Je retrouvai mes habits sur un petit bureau dans le coin et savourai le retour de ma pudeur. Mon téléphone refusa de s'allumer, je pestai.

Dans le couloir, la décoration moderne m'indiqua que je me trouvais chez Gabriel. Je serrai les poings, révoltée : il avait abusé de mon ivresse pour obtenir ce qu'il voulait. Bien décidée à lui remonter les bretelles, je descendis à la cuisine. Il y déjeunait à ce moment même.

— Salut, Kalie. Bien dormi ?

— Je te trouve bien gonflé ! M'ausculter dans mon sommeil, bravo !

— Je ne t'ai pas... Sérieux, Kalie, tu penses que j'aurais pu profiter de toi ?!

— J'en sais rien ! Alors, tu l'as vue, ma marque ?!

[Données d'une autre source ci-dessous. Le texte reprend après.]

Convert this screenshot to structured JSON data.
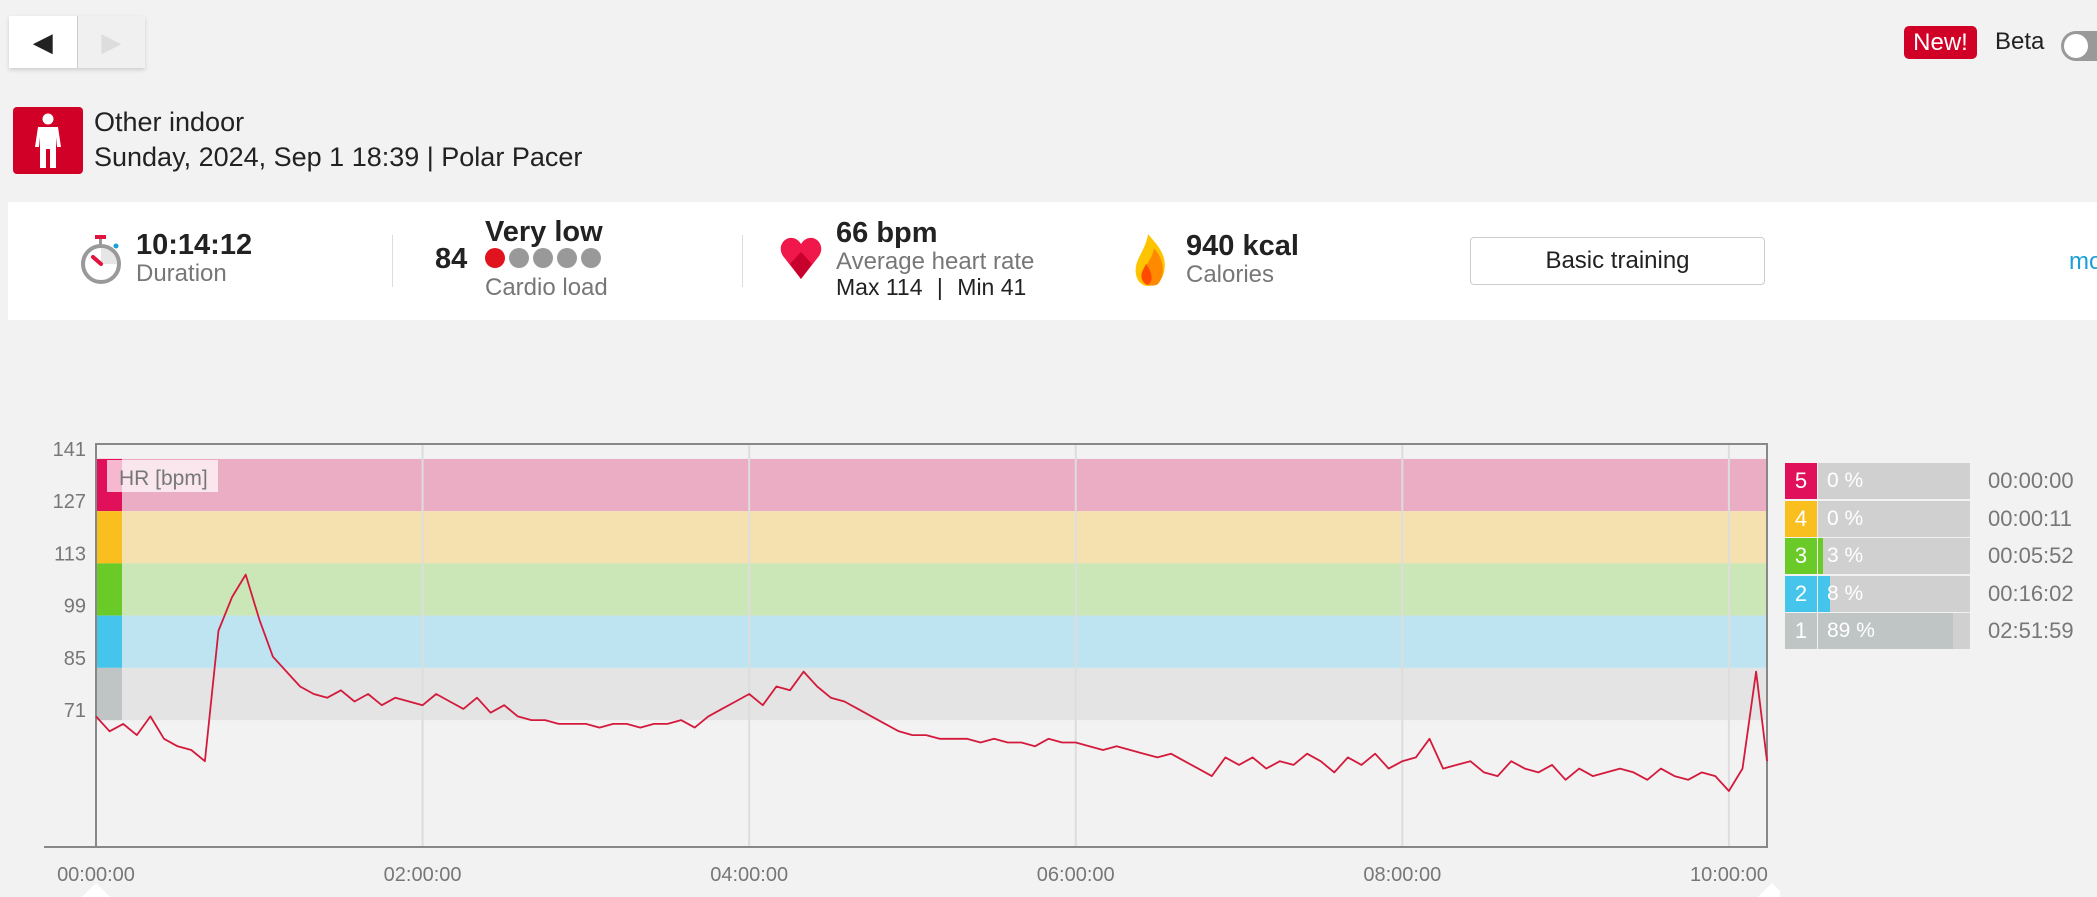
{
  "nav": {
    "prev_icon": "triangle-left",
    "next_icon": "triangle-right"
  },
  "header": {
    "new_badge": "New!",
    "beta_label": "Beta",
    "beta_enabled": false
  },
  "session": {
    "sport_icon": "person-standing",
    "title": "Other indoor",
    "subtitle": "Sunday, 2024, Sep 1 18:39 | Polar Pacer"
  },
  "summary": {
    "duration": {
      "value": "10:14:12",
      "label": "Duration"
    },
    "cardio": {
      "value": "84",
      "level": "Very low",
      "label": "Cardio load",
      "dots_filled": 1,
      "dots_total": 5
    },
    "hr": {
      "value": "66 bpm",
      "label": "Average heart rate",
      "max": "Max 114",
      "sep": "|",
      "min": "Min 41"
    },
    "calories": {
      "value": "940 kcal",
      "label": "Calories"
    },
    "training_button": "Basic training",
    "more_link": "more"
  },
  "colors": {
    "brand": "#d10027",
    "hr_line": "#d41a3c",
    "z5": "#e0115a",
    "z4": "#f9bf1e",
    "z3": "#6acb28",
    "z2": "#45c5ec",
    "z1": "#bfc5c4"
  },
  "zones": [
    {
      "num": "5",
      "pct": "0 %",
      "fraction": 0.0,
      "time": "00:00:00",
      "color": "#e0115a",
      "band": "#ebadc3",
      "lo": 127,
      "hi": 141
    },
    {
      "num": "4",
      "pct": "0 %",
      "fraction": 0.0,
      "time": "00:00:11",
      "color": "#f9bf1e",
      "band": "#f5e1b0",
      "lo": 113,
      "hi": 127
    },
    {
      "num": "3",
      "pct": "3 %",
      "fraction": 0.03,
      "time": "00:05:52",
      "color": "#6acb28",
      "band": "#cbe6b7",
      "lo": 99,
      "hi": 113
    },
    {
      "num": "2",
      "pct": "8 %",
      "fraction": 0.08,
      "time": "00:16:02",
      "color": "#45c5ec",
      "band": "#bee4f1",
      "lo": 85,
      "hi": 99
    },
    {
      "num": "1",
      "pct": "89 %",
      "fraction": 0.89,
      "time": "02:51:59",
      "color": "#bfc5c4",
      "band": "#e3e4e3",
      "lo": 71,
      "hi": 85
    }
  ],
  "chart_data": {
    "type": "line",
    "title": "",
    "series_label": "HR [bpm]",
    "xlabel": "",
    "ylabel": "HR [bpm]",
    "x_unit": "minutes",
    "xlim": [
      0,
      614
    ],
    "ylim": [
      37,
      145
    ],
    "yticks": [
      141,
      127,
      113,
      99,
      85,
      71
    ],
    "xticks": [
      {
        "min": 0,
        "label": "00:00:00"
      },
      {
        "min": 120,
        "label": "02:00:00"
      },
      {
        "min": 240,
        "label": "04:00:00"
      },
      {
        "min": 360,
        "label": "06:00:00"
      },
      {
        "min": 480,
        "label": "08:00:00"
      },
      {
        "min": 600,
        "label": "10:00:00"
      }
    ],
    "grid": true,
    "x_step": 5,
    "values": [
      72,
      68,
      70,
      67,
      72,
      66,
      64,
      63,
      60,
      95,
      104,
      110,
      98,
      88,
      84,
      80,
      78,
      77,
      79,
      76,
      78,
      75,
      77,
      76,
      75,
      78,
      76,
      74,
      77,
      73,
      75,
      72,
      71,
      71,
      70,
      70,
      70,
      69,
      70,
      70,
      69,
      70,
      70,
      71,
      69,
      72,
      74,
      76,
      78,
      75,
      80,
      79,
      84,
      80,
      77,
      76,
      74,
      72,
      70,
      68,
      67,
      67,
      66,
      66,
      66,
      65,
      66,
      65,
      65,
      64,
      66,
      65,
      65,
      64,
      63,
      64,
      63,
      62,
      61,
      62,
      60,
      58,
      56,
      61,
      59,
      61,
      58,
      60,
      59,
      62,
      60,
      57,
      61,
      59,
      62,
      58,
      60,
      61,
      66,
      58,
      59,
      60,
      57,
      56,
      60,
      58,
      57,
      59,
      55,
      58,
      56,
      57,
      58,
      57,
      55,
      58,
      56,
      55,
      57,
      56,
      52,
      58,
      84,
      60
    ]
  }
}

— Calme-toi, les autres dorment encore...

— Réponds.

— Non. Il faisait noir. Je voulais juste que tu sois à l'aise. Et Je n'ai pas couché avec toi, si c'est ce qui t'inquiète.

— Soit. T'as un chargeur ? Faut que je rentre.

— Dans le salon près de la télé.

Je branchai mon appareil et attendis. Je blêmis devant les incalculables messages reçus de Myriam. Myriam que j'avais laissée en plan à la soirée... Myriam qui devait être furax. Et en effet...

De : Mymy

Bordel, tu es où ?!

À : Mymy

Excuse-moi Mymy, je suis chez Gabriel, je ne savais pas où tu étais et je me suis endormie.

De : Mymy

Chez Gabriel ? Mais qu'est-ce que tu fous ?! Je me suis fait un sang d'encre ! Je t'ai appelée toute la nuit ! J'ai failli appeler la police !

À : Mymy

Eh, calme-toi... Tout va bien... Pardon...

De : Mymy

T'avais pas à partir comme ça ! Ni à me laisser sans nouvelles pendant des heures !

À : Mymy

J'étais endormie, j'étais endormie ! Je pouvais difficilement te prévenir !

De : Mymy

Eh bien tu aurais dû le faire AVANT de t'endormir ! Tu as une idée d'à quel point je me suis inquiétée ?!

Indisposée à subir ses mercuriales sermonneuses alors que j'implorai son aumône, je répliquai :

À : Mymy

J'imagine qu'à l'étage avec Simon tu ne t'inquiétais pas trop. Moi aussi je me suis inquiétée. Tu n'étais nulle part, j'ai passé deux heures au bar seule, à t'attendre. Alors oui, j'ai voulu rentrer. J'étais crevée, bourrée. Je vais chercher mon père aujourd'hui, on se reparlera plus tard, je ne suis plus d'humeur.

Gabriel dût sentir ma contrariété et ne me provoqua pas. Il me servit une tasse de café et des pancakes que j'entamai à peine.

— Puisque tu es là... Si on avançait ? proposa-t-il.

Si je revoyais mon père, ou plutôt s'il me revoyait, que penserait-il de la femme que j'étais devenue ? Il en serait déçu, à coup sûr... Pas d'action humanitaire, pas de magique carrière, pas de projets, pas de rêves, pas de physique de magasine, pas d'idées ou d'avis sur la politique et l'actualité...

Il verrait uniquement une luciole éteinte dans la cité des lumières, éclairée par l'éclat des autres car incapable de briller à son tour. Ou d'oser briller.

— Tu brilles, Kalie. Tu hésites depuis quinze ans. Essayons. Je ne te promets rien, mais tu as besoin de réponses...

— Avant qu'on aille plus loin, que vas-tu faire quand on l'aura trouvé ?

— Il faudra que je contacte mes supérieurs.

— Mais Dieu voit tout, de toute façon, non ? Que feront tes supérieurs ? Il est hors de question que vous l'enleviez à nouveau.

À moins qu'ils ne m'enlèvent moi à sa place, car après tout, j'étais au courant...

— Personne ne sera enlevé.

Je le foudroyai du regard. Il entendait chacune de mes pensées. Aucune intimité n'était possible : c'était comme être bourré mais en permanence : sans filtre, trop honnête.

— Tu ne peux pas arrêter ? ronchonnai-je.

— Ça ne se choisit pas comme une option de téléphone.